Two primary factors influence the basic strength of an amine:

1. Ease of Proton Capture: How readily the lone pair of electrons on the nitrogen atom can accept a hydrogen ion ($H^{+}$). This is related to the electron density on the nitrogen.
2. Stability of the Conjugate Acid: The stability of the alkyl ammonium ion ($[{\mathrm{RNH}}_3{]}^{+}$) formed after accepting the $H^{+}$ ion. Greater stability of the conjugate acid corresponds to a stronger base.
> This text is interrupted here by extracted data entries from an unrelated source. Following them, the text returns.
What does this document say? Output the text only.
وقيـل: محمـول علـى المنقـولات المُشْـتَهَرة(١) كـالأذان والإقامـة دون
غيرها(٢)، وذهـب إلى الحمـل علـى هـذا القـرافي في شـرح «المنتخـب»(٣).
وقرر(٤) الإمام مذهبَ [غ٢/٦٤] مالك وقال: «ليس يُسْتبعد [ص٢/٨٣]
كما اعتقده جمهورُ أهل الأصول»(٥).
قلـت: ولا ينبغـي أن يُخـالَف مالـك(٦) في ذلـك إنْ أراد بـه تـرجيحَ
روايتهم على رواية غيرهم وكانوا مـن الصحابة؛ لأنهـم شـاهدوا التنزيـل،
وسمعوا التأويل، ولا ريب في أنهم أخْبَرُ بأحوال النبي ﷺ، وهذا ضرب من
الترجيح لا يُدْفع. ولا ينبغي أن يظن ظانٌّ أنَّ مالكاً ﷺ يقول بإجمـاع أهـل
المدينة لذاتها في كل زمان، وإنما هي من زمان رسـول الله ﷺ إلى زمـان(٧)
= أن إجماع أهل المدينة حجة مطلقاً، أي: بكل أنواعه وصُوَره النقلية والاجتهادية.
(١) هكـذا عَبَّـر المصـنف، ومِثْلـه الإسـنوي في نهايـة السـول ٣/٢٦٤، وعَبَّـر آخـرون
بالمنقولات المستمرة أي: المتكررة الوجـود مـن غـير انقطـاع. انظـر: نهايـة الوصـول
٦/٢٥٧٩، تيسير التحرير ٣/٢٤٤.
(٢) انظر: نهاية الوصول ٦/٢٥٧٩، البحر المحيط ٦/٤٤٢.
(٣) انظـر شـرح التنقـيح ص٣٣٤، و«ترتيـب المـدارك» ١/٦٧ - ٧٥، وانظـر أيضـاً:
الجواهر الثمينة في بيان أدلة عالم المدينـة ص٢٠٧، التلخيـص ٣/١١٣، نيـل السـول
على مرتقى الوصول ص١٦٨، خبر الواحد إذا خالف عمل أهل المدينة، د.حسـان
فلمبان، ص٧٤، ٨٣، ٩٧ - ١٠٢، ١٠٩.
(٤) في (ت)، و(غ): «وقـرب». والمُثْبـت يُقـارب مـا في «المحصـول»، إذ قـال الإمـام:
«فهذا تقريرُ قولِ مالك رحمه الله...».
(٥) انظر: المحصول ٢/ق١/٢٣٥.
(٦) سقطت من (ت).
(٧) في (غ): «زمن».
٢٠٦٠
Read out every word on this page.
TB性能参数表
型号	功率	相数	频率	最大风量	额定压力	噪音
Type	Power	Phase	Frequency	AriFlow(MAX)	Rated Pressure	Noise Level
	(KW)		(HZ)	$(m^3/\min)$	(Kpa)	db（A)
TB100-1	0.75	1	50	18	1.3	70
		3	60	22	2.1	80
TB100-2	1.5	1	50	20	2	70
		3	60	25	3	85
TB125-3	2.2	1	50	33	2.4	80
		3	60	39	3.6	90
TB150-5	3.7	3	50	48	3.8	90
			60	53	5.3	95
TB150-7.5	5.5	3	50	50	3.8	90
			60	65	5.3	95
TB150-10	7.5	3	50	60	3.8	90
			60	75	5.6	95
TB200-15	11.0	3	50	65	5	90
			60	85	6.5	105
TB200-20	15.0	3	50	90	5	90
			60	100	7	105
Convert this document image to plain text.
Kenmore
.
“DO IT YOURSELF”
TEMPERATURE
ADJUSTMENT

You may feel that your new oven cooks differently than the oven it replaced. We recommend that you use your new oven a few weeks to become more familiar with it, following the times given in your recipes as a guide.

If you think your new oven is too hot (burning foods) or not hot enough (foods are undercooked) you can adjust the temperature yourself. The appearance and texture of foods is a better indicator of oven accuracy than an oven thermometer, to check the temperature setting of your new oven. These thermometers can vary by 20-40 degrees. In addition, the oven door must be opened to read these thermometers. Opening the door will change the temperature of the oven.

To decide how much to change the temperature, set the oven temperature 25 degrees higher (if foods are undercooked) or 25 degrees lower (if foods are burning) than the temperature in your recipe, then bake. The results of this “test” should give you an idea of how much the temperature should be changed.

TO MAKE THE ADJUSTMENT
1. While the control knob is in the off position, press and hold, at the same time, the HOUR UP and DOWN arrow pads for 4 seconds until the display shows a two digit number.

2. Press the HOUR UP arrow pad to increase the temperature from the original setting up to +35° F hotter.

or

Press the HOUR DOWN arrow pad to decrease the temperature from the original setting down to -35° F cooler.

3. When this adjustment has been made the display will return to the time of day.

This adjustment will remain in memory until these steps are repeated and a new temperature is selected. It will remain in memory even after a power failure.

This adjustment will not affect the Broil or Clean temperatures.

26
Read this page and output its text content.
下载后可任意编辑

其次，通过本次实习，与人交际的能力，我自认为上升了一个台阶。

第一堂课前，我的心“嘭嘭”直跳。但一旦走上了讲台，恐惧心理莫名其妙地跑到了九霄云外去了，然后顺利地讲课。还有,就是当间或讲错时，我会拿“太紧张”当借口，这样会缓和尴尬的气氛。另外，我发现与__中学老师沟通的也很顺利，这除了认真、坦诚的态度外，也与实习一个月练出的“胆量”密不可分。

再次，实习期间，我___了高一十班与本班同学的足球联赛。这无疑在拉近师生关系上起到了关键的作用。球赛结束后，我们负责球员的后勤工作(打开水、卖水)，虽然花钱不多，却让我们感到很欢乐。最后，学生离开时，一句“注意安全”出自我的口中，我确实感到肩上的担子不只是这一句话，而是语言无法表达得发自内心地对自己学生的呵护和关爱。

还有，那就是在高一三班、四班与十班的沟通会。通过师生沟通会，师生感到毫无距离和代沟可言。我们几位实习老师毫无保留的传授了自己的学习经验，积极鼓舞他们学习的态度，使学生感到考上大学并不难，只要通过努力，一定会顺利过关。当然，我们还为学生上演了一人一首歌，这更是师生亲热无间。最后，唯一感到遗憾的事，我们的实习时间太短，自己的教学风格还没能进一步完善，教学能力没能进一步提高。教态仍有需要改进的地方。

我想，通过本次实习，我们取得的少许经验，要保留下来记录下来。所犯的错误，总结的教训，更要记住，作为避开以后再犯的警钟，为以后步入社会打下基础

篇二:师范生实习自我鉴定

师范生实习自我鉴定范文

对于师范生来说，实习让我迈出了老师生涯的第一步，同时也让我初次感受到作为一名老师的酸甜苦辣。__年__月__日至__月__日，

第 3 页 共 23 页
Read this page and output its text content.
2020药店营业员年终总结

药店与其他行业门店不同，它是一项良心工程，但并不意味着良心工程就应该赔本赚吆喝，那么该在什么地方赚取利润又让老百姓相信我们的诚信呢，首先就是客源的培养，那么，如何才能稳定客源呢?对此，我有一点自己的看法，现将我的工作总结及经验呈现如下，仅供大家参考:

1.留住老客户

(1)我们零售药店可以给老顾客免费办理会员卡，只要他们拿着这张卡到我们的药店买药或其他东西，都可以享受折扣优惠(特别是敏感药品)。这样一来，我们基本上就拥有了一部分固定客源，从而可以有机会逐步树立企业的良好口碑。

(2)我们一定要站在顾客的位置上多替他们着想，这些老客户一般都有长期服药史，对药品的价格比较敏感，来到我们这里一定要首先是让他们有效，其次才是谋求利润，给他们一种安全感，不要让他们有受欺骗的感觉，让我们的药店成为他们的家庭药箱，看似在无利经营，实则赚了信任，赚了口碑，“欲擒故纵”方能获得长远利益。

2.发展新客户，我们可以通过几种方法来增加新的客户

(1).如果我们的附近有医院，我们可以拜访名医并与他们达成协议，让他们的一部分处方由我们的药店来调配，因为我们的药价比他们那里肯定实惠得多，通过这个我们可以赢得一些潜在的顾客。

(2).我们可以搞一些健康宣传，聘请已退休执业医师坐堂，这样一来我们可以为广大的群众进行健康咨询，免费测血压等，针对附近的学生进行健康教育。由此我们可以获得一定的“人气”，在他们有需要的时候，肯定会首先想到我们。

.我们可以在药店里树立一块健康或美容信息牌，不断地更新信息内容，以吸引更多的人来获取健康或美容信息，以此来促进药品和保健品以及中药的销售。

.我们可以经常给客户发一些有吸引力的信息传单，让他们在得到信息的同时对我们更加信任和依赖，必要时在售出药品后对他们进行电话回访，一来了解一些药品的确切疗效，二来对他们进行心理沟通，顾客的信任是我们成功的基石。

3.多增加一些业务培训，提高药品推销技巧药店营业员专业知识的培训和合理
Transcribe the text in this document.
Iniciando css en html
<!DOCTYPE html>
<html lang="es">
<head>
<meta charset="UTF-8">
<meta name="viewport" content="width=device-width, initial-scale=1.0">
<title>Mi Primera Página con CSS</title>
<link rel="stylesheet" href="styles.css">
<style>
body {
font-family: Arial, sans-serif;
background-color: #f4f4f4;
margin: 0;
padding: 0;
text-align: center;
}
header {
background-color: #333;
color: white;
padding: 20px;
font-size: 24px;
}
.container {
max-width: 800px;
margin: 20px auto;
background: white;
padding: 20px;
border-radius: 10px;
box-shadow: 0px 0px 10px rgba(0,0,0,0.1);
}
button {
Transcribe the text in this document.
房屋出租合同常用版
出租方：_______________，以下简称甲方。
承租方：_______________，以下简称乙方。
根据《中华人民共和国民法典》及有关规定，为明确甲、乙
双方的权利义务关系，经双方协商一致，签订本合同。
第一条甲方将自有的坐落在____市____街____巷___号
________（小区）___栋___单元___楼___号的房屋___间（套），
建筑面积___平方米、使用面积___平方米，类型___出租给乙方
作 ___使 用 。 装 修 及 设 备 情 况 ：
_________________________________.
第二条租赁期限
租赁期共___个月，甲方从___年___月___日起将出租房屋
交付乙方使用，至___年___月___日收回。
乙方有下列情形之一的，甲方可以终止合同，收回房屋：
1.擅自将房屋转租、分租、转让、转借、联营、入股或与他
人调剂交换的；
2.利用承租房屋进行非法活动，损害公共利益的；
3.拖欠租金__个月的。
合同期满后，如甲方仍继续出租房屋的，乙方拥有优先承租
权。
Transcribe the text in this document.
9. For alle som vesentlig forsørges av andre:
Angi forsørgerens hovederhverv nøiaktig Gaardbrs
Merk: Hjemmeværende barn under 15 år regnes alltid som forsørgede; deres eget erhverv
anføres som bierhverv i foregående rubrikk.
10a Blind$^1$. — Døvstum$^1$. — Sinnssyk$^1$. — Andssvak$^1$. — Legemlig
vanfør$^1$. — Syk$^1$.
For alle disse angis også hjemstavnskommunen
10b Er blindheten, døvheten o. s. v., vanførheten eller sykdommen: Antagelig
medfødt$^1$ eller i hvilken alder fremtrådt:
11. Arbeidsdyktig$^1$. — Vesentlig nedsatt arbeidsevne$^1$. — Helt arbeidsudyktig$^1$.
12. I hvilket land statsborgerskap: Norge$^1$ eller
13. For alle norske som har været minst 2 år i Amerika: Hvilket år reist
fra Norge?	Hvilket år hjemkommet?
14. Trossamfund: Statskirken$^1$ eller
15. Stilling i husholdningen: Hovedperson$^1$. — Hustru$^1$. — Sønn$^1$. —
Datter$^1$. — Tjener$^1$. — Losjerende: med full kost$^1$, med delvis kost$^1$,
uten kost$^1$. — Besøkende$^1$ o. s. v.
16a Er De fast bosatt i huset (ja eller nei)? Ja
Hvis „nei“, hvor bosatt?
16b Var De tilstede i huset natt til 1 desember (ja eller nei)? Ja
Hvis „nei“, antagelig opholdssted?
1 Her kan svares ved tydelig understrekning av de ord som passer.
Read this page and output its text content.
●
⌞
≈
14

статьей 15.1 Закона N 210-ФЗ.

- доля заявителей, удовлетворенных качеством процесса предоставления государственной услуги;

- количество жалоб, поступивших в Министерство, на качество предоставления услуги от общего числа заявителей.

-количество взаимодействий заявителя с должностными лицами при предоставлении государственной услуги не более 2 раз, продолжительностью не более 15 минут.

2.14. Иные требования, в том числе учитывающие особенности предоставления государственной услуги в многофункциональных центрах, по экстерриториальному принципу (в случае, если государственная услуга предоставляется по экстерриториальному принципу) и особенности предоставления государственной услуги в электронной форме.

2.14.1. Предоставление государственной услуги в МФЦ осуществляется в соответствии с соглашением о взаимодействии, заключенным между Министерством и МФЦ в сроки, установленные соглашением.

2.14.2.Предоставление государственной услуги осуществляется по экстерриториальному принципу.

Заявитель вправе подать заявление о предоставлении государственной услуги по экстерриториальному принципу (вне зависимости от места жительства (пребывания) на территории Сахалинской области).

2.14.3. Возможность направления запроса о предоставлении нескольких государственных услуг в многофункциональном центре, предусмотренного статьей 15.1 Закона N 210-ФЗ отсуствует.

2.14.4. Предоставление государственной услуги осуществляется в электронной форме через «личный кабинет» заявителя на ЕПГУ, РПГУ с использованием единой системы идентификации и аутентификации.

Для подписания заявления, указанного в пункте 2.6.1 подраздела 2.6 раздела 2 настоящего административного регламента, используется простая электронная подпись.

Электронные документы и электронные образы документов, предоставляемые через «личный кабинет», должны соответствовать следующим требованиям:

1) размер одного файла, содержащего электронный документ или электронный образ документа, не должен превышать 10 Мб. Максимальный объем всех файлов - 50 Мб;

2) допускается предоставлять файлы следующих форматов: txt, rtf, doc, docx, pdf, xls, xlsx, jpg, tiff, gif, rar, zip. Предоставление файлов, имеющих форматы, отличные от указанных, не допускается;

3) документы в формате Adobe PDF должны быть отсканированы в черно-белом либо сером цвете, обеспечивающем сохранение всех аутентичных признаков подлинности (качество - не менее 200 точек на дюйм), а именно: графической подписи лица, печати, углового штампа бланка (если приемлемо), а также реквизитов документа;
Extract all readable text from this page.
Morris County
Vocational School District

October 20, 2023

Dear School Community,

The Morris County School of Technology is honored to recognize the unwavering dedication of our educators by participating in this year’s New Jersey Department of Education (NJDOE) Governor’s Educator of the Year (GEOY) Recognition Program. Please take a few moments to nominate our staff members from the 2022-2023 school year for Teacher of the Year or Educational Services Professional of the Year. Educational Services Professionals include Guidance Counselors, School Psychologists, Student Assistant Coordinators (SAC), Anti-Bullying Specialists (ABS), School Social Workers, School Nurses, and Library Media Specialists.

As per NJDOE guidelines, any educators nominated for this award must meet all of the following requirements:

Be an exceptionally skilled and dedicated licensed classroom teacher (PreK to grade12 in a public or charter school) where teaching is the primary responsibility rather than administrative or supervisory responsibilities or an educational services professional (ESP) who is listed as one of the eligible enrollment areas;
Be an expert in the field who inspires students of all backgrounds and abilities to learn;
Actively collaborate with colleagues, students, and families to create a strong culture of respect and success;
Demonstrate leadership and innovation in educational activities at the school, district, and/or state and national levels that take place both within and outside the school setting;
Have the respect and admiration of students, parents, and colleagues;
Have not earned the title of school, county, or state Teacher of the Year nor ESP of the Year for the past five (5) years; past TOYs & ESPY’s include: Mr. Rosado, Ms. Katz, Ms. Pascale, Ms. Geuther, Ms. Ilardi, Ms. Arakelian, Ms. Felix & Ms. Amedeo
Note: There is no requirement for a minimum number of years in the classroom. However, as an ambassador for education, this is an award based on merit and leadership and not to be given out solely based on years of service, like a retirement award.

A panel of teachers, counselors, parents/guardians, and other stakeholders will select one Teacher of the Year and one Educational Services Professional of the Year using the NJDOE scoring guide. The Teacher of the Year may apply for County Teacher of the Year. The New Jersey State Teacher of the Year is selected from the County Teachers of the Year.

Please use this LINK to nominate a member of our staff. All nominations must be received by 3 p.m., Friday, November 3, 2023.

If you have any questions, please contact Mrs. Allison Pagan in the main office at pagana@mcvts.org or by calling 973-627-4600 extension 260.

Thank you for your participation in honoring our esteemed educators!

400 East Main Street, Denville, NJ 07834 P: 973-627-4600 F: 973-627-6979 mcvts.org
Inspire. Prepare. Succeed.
4.1 Ethylamine vs. Ammonia

• Structures:
  • Ammonia: $N{H}_3$
  • Ethylamine: $C{H}_{3}C{H}_{2}N{H}_2$ (or $RN{H}_2$ where $R=C_2{H}_5$)
• Electron-Donating Effect: The ethyl group ($C{H}_{3}C{H}_2-$) is an alkyl group, which is an electron-donating group by the positive inductive effect ($+I$ effect).
  • This effect increases the electron density on the nitrogen atom in ethylamine.
  • A higher electron density makes the nitrogen lone pair more available and thus more attractive to hydrogen ions ($H^{+}$).
• Stability of Conjugate Acid: The ethyl ammonium ion ($[C{H}_{3}C{H}_{2}N{H}_3{]}^{+}$), formed when ethylamine accepts a proton, is more stable than the simple ammonium ion ($[N{H}_4{]}^{+}$) formed from ammonia.
  • The electron-donating ethyl group helps to disperse and reduce the positive charge on the nitrogen atom in the ethyl ammonium ion, stabilizing it.
• Conclusion: Both increased electron density on nitrogen and enhanced stability of the conjugate acid contribute to ethylamine being a stronger base than ammonia.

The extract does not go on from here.